The Air Force loathed everything about the A-X, which soon would be known as the A-10. Jokes were made that it was
so slow that it suffered bird strikes—from the rear—and that instead of carrying a clock, the cockpit had a calendar. The aircraft was so ugly it was called the “Warthog.” Many in the Air Force said no airplane could perform or survive in combat as this airplane was supposed to perform. It would be almost twenty years before the A-10 had the chance to demonstrate just how wrong its detractors were.
It was in 1969 that Boyd laid the cornerstone for one of his greatest bureaucratic victories.

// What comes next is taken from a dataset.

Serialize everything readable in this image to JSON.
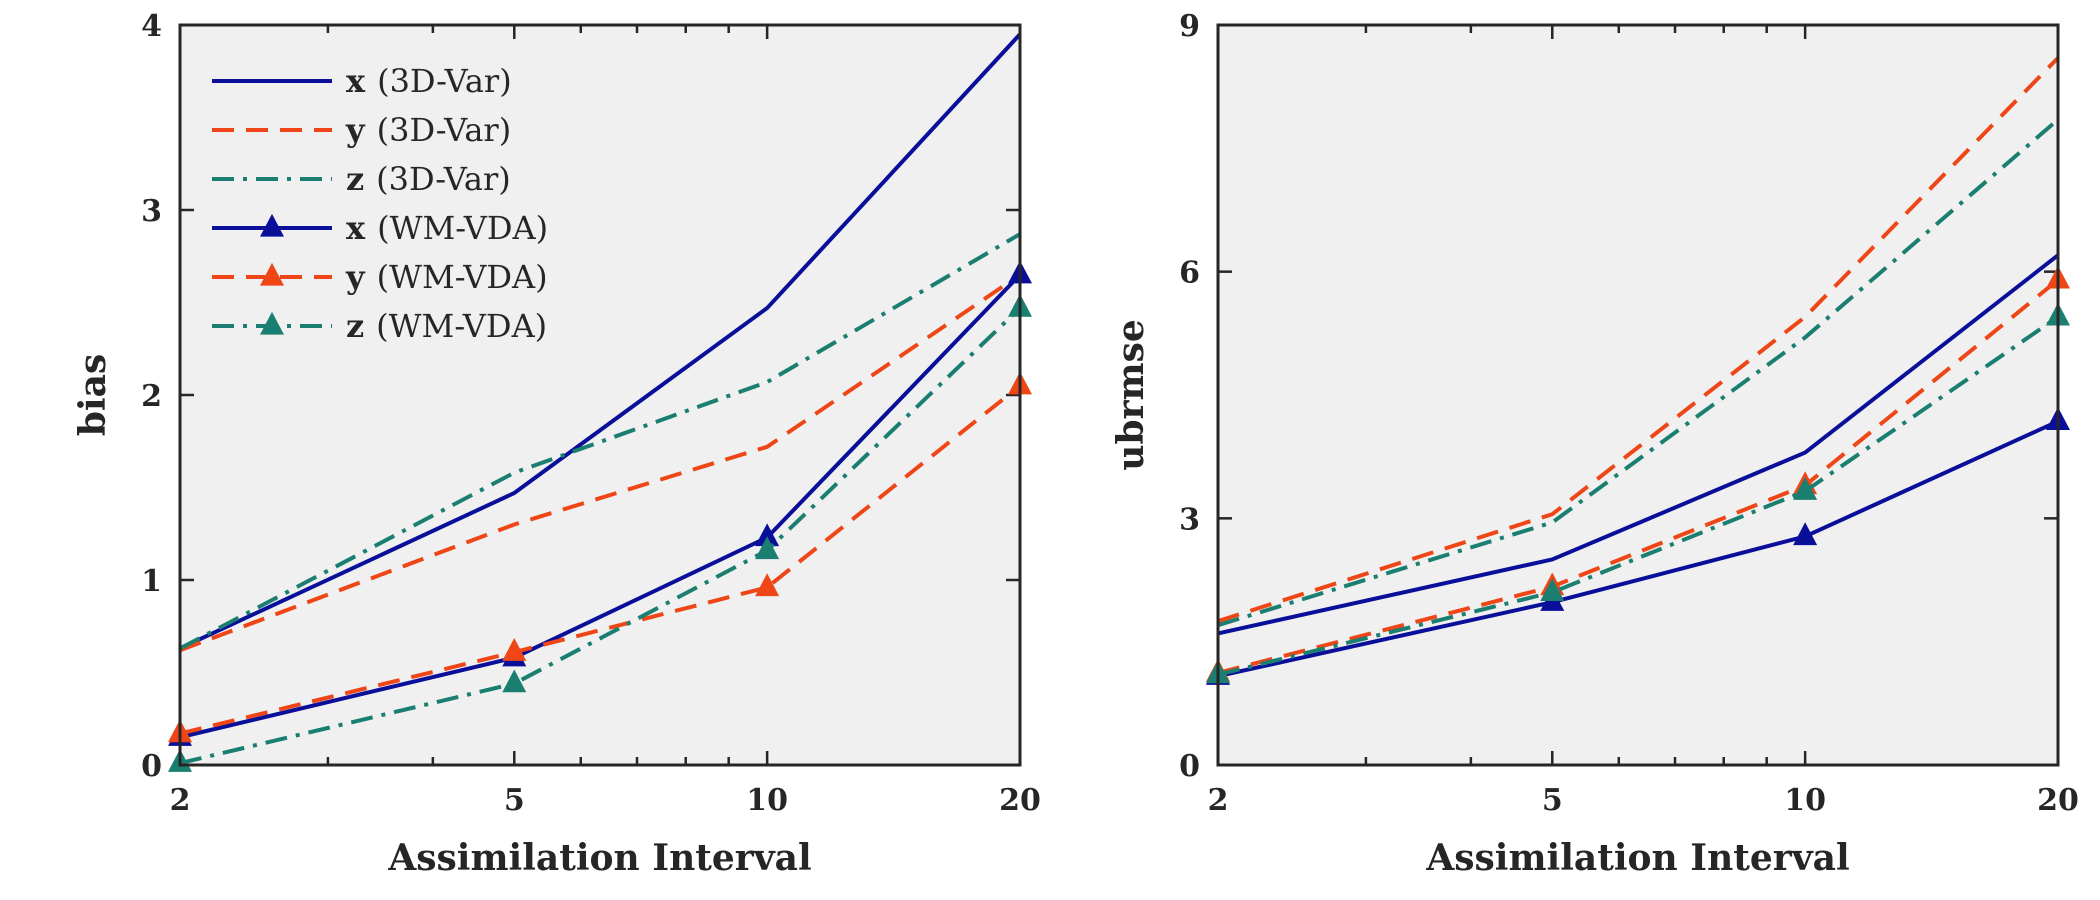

Two players crucial to the victory, Defense Secretary Melvin Laird and Deputy Defense Secretary David Packard, moved onstage early in the year. But the drama was not yet ready to be played out. One character was missing.

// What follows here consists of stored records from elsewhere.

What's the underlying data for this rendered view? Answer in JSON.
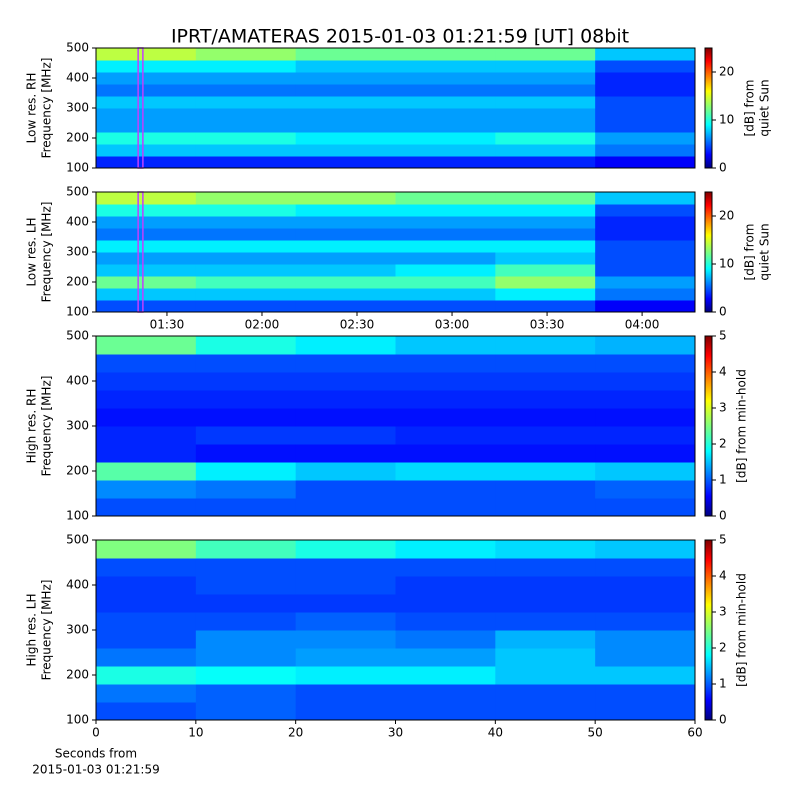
{
  "chart_data": [
    {
      "type": "heatmap",
      "title": "IPRT/AMATERAS 2015-01-03 01:21:59 [UT]   08bit",
      "ylabel": [
        "Low res. RH",
        "Frequency [MHz]"
      ],
      "colorbar_label": [
        "[dB] from",
        "quiet Sun"
      ],
      "xlim": [
        67.6,
        256.7
      ],
      "ylim": [
        100,
        500
      ],
      "yticks": [
        100,
        200,
        300,
        400,
        500
      ],
      "clim": [
        0,
        25
      ],
      "cticks": [
        0,
        10,
        20
      ],
      "highlight_x": [
        80.9,
        82.4
      ],
      "z": [
        [
          4,
          4,
          4,
          4,
          4,
          3
        ],
        [
          8,
          8,
          8,
          8,
          8,
          6
        ],
        [
          10,
          10,
          9,
          9,
          10,
          7
        ],
        [
          7,
          7,
          7,
          7,
          7,
          5
        ],
        [
          7,
          7,
          7,
          7,
          7,
          5
        ],
        [
          8,
          8,
          8,
          8,
          8,
          5
        ],
        [
          6,
          6,
          6,
          6,
          6,
          4
        ],
        [
          7,
          7,
          7,
          7,
          7,
          4
        ],
        [
          9,
          9,
          8,
          8,
          8,
          5
        ],
        [
          14,
          13,
          12,
          12,
          12,
          8
        ]
      ]
    },
    {
      "type": "heatmap",
      "ylabel": [
        "Low res. LH",
        "Frequency [MHz]"
      ],
      "colorbar_label": [
        "[dB] from",
        "quiet Sun"
      ],
      "xlim": [
        67.6,
        256.7
      ],
      "ylim": [
        100,
        500
      ],
      "yticks": [
        100,
        200,
        300,
        400,
        500
      ],
      "xticks": [
        {
          "value": 90,
          "label": "01:30"
        },
        {
          "value": 120,
          "label": "02:00"
        },
        {
          "value": 150,
          "label": "02:30"
        },
        {
          "value": 180,
          "label": "03:00"
        },
        {
          "value": 210,
          "label": "03:30"
        },
        {
          "value": 240,
          "label": "04:00"
        }
      ],
      "clim": [
        0,
        25
      ],
      "cticks": [
        0,
        10,
        20
      ],
      "highlight_x": [
        80.9,
        82.4
      ],
      "z": [
        [
          5,
          5,
          5,
          5,
          5,
          3
        ],
        [
          8,
          8,
          8,
          8,
          9,
          6
        ],
        [
          12,
          11,
          11,
          11,
          13,
          7
        ],
        [
          8,
          8,
          8,
          9,
          11,
          5
        ],
        [
          7,
          7,
          7,
          7,
          8,
          5
        ],
        [
          9,
          9,
          9,
          9,
          9,
          5
        ],
        [
          6,
          6,
          6,
          6,
          6,
          4
        ],
        [
          7,
          7,
          7,
          7,
          7,
          4
        ],
        [
          10,
          10,
          9,
          9,
          9,
          5
        ],
        [
          14,
          13,
          13,
          12,
          12,
          8
        ]
      ]
    },
    {
      "type": "heatmap",
      "ylabel": [
        "High res. RH",
        "Frequency [MHz]"
      ],
      "colorbar_label": [
        "[dB] from min-hold"
      ],
      "xlim": [
        0,
        60
      ],
      "ylim": [
        100,
        500
      ],
      "yticks": [
        100,
        200,
        300,
        400,
        500
      ],
      "clim": [
        0,
        5
      ],
      "cticks": [
        0,
        1,
        2,
        3,
        4,
        5
      ],
      "z": [
        [
          1,
          1,
          1,
          1,
          1,
          1
        ],
        [
          1.3,
          1.2,
          1,
          1,
          1,
          1.1
        ],
        [
          2.3,
          1.8,
          1.6,
          1.7,
          1.7,
          1.6
        ],
        [
          0.8,
          0.7,
          0.7,
          0.7,
          0.7,
          0.7
        ],
        [
          0.8,
          0.9,
          0.9,
          0.8,
          0.8,
          0.8
        ],
        [
          0.7,
          0.7,
          0.7,
          0.7,
          0.7,
          0.7
        ],
        [
          0.8,
          0.8,
          0.8,
          0.8,
          0.8,
          0.8
        ],
        [
          0.9,
          0.9,
          0.9,
          0.9,
          0.9,
          0.9
        ],
        [
          1,
          1,
          1,
          1,
          1,
          1
        ],
        [
          2.4,
          2,
          1.8,
          1.6,
          1.6,
          1.5
        ]
      ]
    },
    {
      "type": "heatmap",
      "ylabel": [
        "High res. LH",
        "Frequency [MHz]"
      ],
      "colorbar_label": [
        "[dB] from min-hold"
      ],
      "xlabel": [
        "Seconds from",
        "2015-01-03 01:21:59"
      ],
      "xlim": [
        0,
        60
      ],
      "ylim": [
        100,
        500
      ],
      "yticks": [
        100,
        200,
        300,
        400,
        500
      ],
      "xticks": [
        0,
        10,
        20,
        30,
        40,
        50,
        60
      ],
      "clim": [
        0,
        5
      ],
      "cticks": [
        0,
        1,
        2,
        3,
        4,
        5
      ],
      "z": [
        [
          1,
          1.1,
          1,
          1,
          1,
          1
        ],
        [
          1.2,
          1.1,
          1,
          1,
          1,
          1
        ],
        [
          2,
          1.9,
          1.8,
          1.8,
          1.6,
          1.6
        ],
        [
          1.2,
          1.3,
          1.4,
          1.4,
          1.6,
          1.3
        ],
        [
          1,
          1.3,
          1.3,
          1.2,
          1.5,
          1.3
        ],
        [
          1,
          1,
          1.1,
          1,
          1,
          1
        ],
        [
          0.9,
          0.9,
          0.9,
          0.9,
          0.9,
          0.9
        ],
        [
          0.9,
          1,
          1,
          0.9,
          0.9,
          0.9
        ],
        [
          1,
          1,
          1,
          1,
          1,
          1
        ],
        [
          2.5,
          2.2,
          2,
          1.8,
          1.7,
          1.6
        ]
      ]
    }
  ]
}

He was a full colonel, a volatile, hand-waving test pilot and fighter pilot named Everest Riccioni. Riccioni took over the Development Planning Office, part of the department where Boyd worked in early 1969. Boyd and Sprey briefed Riccioni on their early work with the F-X and found a receptive audience. Riccioni had long favored the idea of a lightweight, high thrust-to-weight fighter similar in some respects to what Boyd and Sprey wanted.
Riccioni is a curious fellow. He is a professional Italian in whom both tears and laughter are always near the surface. He is so sensitive N that his feelings can be hurt with a harsh look, and he has an unending need for recognition. Riccioni flew P-38s and P-51s in World War II and then got an undergraduate degree in aeronautical engineering and a masters degree in applied mathematics before going to MIT to work on a doctorate in astronautical engineering (he did the course work but dropped out without writing a thesis). He was an instructor at the Air Force Academy, where he taught Astronautics 551—a course dealing with the mathematical physics of space motion, perhaps the most advanced course at the Academy. Both Riccioni’s brilliance and naïveté were manifested at the Academy when he wrote a book called Tigers Airborne, a book on aerial tactics. In the book Riccioni said Air Force tactics not only were stupid, but could get pilots killed in combat. He said it in such a harsh and unequivocal fashion that the Air Force had to respond: he was not allowed to publish the manuscript, and, unbeknownst to him, his superiors sent the manuscript to Boyd for comments. Boyd then was stationed at Eglin and did not know Riccioni, but he sensed that the Air Force was looking for a reason to end the man’s career. And he knew that if he—as author of the “Aerial Attack Study” and the man whom the Air Force acknowledged as its supreme aerial tactician—criticized the manuscript, Riccioni’s career would be over. He read the manuscript and said he disagreed with Riccioni’s conclusions but that only by being exposed to a wide variety of thought on aerial tactics could American fighter pilots remain the best-trained pilots in the world. His refusal to pan the manuscript and his strong recommendation not to fire the author saved Riccioni’s career.